The discussion in detail of the many churches in Caen seems hardly to call for printing as mere record, for the ground has been well covered by later travellers and not, this time, reached by the German army.

June 26.

To-day we changed our diligence travelling for a more agreeable mode, by hiring a phaeton to take us to Bayeux in order that we might be able to stop on our way at one or two churches.

At 8 A.M., we started; the view of Caen on leaving is fine, its towers and spires standing up well against the sky. A village is passed very soon with an early church whose bell-tower on the chancel end is of good character. One or two steeples with saddleback roofs are seen near the road, and at the end of about seven or eight miles the tall spire of Bretteville l’Orgueilleuse rises on the road. The design is most curiously like S. Pierre, Caen, but it is earlier and has been much mutilated. All the piercings in the spire are filled in, and one only of the spire-lights remains in its place, though there are evident traces of others having existed. The tower rises above the chancel and east of it is a sacrarium of the same date, square-ended and with two lancets in the east wall, but groined in such a way as to make one think that its architect could not forget his apsidal terminations. The nave is modern, or perhaps I should rather say modernized. The windows of the tower and sacrarium and the doorway in the north wall of the former, are of very good detail—the transition from Romanesque. There is a piscina in the south wall. East of this chancel has been built within the last year or two a most frightful sacristy, intended I suppose to be pagan but at present not very definite, as all the stones which compose its wall are built up in block to be hewn out afterwards. This of course blocks up the curious east end, but the priest to whom I protested against this wanton piece of barbarism made very light of the matter. I cannot see that the clergy anywhere take the interest that one would expect in such matters, for I have seen nowhere any restorations of at all proper character, except such as are being carried out by government with public funds.

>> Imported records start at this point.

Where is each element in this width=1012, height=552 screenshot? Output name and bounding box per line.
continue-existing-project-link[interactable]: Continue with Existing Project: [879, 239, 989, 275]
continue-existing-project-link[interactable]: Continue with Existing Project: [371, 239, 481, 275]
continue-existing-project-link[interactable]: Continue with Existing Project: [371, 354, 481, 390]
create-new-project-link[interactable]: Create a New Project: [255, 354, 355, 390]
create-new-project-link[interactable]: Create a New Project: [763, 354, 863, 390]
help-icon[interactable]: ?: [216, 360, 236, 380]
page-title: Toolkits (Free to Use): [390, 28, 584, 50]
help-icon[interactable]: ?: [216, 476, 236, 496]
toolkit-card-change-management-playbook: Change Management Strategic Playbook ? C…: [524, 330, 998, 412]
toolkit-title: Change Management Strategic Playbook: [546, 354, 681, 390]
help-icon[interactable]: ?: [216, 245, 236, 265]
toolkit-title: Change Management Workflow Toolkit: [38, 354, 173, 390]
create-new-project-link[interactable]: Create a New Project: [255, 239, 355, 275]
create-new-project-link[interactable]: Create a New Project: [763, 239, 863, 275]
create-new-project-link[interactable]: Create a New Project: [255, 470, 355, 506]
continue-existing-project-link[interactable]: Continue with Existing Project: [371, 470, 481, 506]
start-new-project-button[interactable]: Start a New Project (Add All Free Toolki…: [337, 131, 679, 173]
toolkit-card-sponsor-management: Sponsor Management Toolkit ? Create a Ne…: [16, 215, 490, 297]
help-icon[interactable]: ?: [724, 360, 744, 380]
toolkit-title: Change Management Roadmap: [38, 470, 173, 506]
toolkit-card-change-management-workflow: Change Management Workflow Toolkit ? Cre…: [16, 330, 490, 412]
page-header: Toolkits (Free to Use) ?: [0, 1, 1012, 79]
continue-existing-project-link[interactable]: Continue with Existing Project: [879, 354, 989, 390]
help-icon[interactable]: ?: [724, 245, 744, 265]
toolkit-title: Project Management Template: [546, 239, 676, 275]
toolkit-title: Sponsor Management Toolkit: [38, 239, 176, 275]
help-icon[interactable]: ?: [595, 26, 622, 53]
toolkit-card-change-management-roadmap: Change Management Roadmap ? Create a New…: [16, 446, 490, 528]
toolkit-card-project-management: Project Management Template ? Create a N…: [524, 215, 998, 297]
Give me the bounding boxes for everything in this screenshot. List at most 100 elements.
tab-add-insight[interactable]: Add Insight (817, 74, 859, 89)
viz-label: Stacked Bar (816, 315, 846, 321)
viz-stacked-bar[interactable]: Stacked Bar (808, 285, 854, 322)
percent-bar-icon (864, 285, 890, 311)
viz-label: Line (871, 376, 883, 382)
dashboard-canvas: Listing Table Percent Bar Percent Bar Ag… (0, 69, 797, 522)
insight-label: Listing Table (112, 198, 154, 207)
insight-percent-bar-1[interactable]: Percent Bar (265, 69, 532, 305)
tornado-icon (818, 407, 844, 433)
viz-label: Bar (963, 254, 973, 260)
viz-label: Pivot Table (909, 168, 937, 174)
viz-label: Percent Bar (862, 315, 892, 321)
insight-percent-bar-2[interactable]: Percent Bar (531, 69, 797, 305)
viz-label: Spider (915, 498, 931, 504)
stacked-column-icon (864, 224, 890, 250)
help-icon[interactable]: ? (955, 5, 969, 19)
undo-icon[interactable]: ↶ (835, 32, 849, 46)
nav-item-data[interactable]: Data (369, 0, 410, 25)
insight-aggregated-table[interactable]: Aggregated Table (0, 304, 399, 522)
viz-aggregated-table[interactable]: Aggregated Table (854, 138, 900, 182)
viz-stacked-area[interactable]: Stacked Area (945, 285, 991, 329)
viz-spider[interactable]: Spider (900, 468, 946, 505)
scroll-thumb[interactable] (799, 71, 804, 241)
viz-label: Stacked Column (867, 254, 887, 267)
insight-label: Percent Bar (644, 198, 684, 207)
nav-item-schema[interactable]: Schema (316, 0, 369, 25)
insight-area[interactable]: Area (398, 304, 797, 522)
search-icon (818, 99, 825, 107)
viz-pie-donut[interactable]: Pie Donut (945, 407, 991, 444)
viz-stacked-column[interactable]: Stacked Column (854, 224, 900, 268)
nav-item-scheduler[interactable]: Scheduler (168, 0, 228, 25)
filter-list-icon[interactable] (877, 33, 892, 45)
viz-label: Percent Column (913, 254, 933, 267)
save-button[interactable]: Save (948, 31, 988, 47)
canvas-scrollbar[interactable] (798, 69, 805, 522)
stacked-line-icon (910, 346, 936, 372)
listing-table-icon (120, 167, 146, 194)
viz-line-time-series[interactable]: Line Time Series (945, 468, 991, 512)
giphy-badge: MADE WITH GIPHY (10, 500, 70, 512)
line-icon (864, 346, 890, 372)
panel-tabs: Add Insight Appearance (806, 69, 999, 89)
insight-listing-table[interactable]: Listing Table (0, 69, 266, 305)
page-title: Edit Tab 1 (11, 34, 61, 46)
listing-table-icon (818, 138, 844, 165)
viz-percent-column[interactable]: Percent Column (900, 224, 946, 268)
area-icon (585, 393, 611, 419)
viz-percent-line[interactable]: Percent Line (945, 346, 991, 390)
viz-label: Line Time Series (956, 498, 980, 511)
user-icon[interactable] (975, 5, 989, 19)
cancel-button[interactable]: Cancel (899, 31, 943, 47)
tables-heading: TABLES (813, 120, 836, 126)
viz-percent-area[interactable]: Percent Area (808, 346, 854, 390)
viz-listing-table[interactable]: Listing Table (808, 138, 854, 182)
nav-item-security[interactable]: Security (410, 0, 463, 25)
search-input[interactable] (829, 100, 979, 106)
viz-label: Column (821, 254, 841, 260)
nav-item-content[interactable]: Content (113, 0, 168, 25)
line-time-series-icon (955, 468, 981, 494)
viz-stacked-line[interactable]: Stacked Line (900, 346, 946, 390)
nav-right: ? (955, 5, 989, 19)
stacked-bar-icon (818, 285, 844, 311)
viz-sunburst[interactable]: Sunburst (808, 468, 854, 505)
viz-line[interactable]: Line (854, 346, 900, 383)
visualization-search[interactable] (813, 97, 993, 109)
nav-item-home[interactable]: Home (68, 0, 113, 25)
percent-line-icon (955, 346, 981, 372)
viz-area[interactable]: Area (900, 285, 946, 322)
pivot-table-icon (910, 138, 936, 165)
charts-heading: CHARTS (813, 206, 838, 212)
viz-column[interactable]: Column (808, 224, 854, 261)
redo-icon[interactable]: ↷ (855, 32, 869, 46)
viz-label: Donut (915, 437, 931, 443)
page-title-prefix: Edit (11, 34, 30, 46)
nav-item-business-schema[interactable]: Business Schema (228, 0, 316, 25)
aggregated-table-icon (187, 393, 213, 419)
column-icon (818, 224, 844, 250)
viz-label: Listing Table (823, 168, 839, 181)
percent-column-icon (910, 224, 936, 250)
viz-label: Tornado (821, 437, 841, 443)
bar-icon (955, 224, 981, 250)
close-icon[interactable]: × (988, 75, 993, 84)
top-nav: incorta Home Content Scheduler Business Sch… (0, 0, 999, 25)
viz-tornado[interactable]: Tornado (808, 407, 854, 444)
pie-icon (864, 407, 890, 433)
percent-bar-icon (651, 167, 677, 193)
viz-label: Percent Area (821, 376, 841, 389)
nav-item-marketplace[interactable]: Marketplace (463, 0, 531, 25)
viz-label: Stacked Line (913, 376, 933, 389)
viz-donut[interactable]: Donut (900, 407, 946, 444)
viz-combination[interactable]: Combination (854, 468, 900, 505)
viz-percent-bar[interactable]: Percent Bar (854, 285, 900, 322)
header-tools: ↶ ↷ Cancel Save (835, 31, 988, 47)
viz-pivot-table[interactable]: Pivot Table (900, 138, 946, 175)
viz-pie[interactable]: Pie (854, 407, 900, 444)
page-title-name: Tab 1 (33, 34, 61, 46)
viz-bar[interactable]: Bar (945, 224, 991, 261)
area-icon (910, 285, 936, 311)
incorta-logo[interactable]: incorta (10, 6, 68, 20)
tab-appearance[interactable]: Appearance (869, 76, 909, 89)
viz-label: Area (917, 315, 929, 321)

From Bretteville a drive of about a mile brought us to Norrey, whose church is so remarkable that I measured its plan and sketched many of its details.

It consists of a nave without aisles and a choir and transepts with aisles and two apsidal chapels to the choir aisle. The nave is similar in its detail of windows and doors to Bretteville, and in no way worth particular notice, but the rest of the church is most singular. Its decorations are extremely elaborate, the mouldings and ornamental carvings being carved out with a depth of elaborate elegance seldom rivalled. The mouldings are singularly deep and effective, and the carving all very good. The style is thoroughly good pure first-pointed, and looks more like English work than foreign. The dimensions are exceedingly small, the width in the clear of the choir being only about sixteen feet and of the aisle not seven feet, whilst some of the intercolumniations are not more than three feet and a half and three feet ten inches. The plan is nevertheless similar in all respects to that of a large church of the first order, save in the absence of a central chapel at the east end, and it is therefore much more properly called a “model cathedral” than churches so dignified generally are. The piscinae of the chapels are good and have one orifice and a large space of shelf. One of the altars is original and has a mass of masonry under it for, I suppose, relics. The whole church is in the most wretchedly damp, dirty and neglected state, and a disgrace to all who have any charge of it.

The main entrance is now by a beautiful porch to the north transept, which is, unfortunately, rapidly decaying—as much of the other work executed in Caen stone is doing everywhere. The small chapels of the apse are roofed with most extraordinary stone roofs, of very steep pitch, which at a little distance look like two great pinnacles, and when seen close at hand look like nothing else that ever was built or designed. There are very curious marks, in the exterior, of a change of plan in some respects as the work went on, some of the choir windows having been commenced with most elaborate mouldings outside as well as inside, but altered either in one jamb or at their heads into a plain double chamfer, in a most singular manner. There is some good arcading commenced outside, and a beautiful arcade runs all round the inside wall below the windows. The tower is just like Bretteville, but the spire must have differed considerably from it; unhappily it was struck by lightning some twelve years since, and there is now a poor slated roof in place of the spire. The angle pinnacles still remain and I think they prove that the transition from the tower to the spire must always have been very abrupt. I think from the character of all the detail and especially from the great love shown for the round trefoil, that this church must have been designed by the same man who built the eastern part of the cathedral at Bayeux. The mouldings are excessively similar and the abaci are constantly used octangular in plan in conjunction with square and circular.

An interesting road took us from Norrey to Bayeux, where we arrived at 3 P.M.

The general view of this cathedral is most magnificent,—owing to its two completed and similar western spires and to the great height of a central tower of flamboyant work capped with a pagan cupola which, though of bad details and inconsistent with all the rest of the work, certainly aids much in making the magnificence of the whole so great. This central steeple is on the point of being taken down, I believe, as the piers below are giving way; and the church is now filled with timber shores, etc. I do not like the steeple but cannot help regretting its loss....

There is a curious old chimney near the west front of the cathedral, rising out of a modern house. Attached to a seminary near the Hôtel Dieu is a good simple chapel of first-pointed date. It is a parallelogram groined simply and lighted with windows of two lights in each bay. The whole is wretchedly whitewashed everywhere and contrasts strongly with the magnificent colour of the stonework throughout the interior of the cathedral.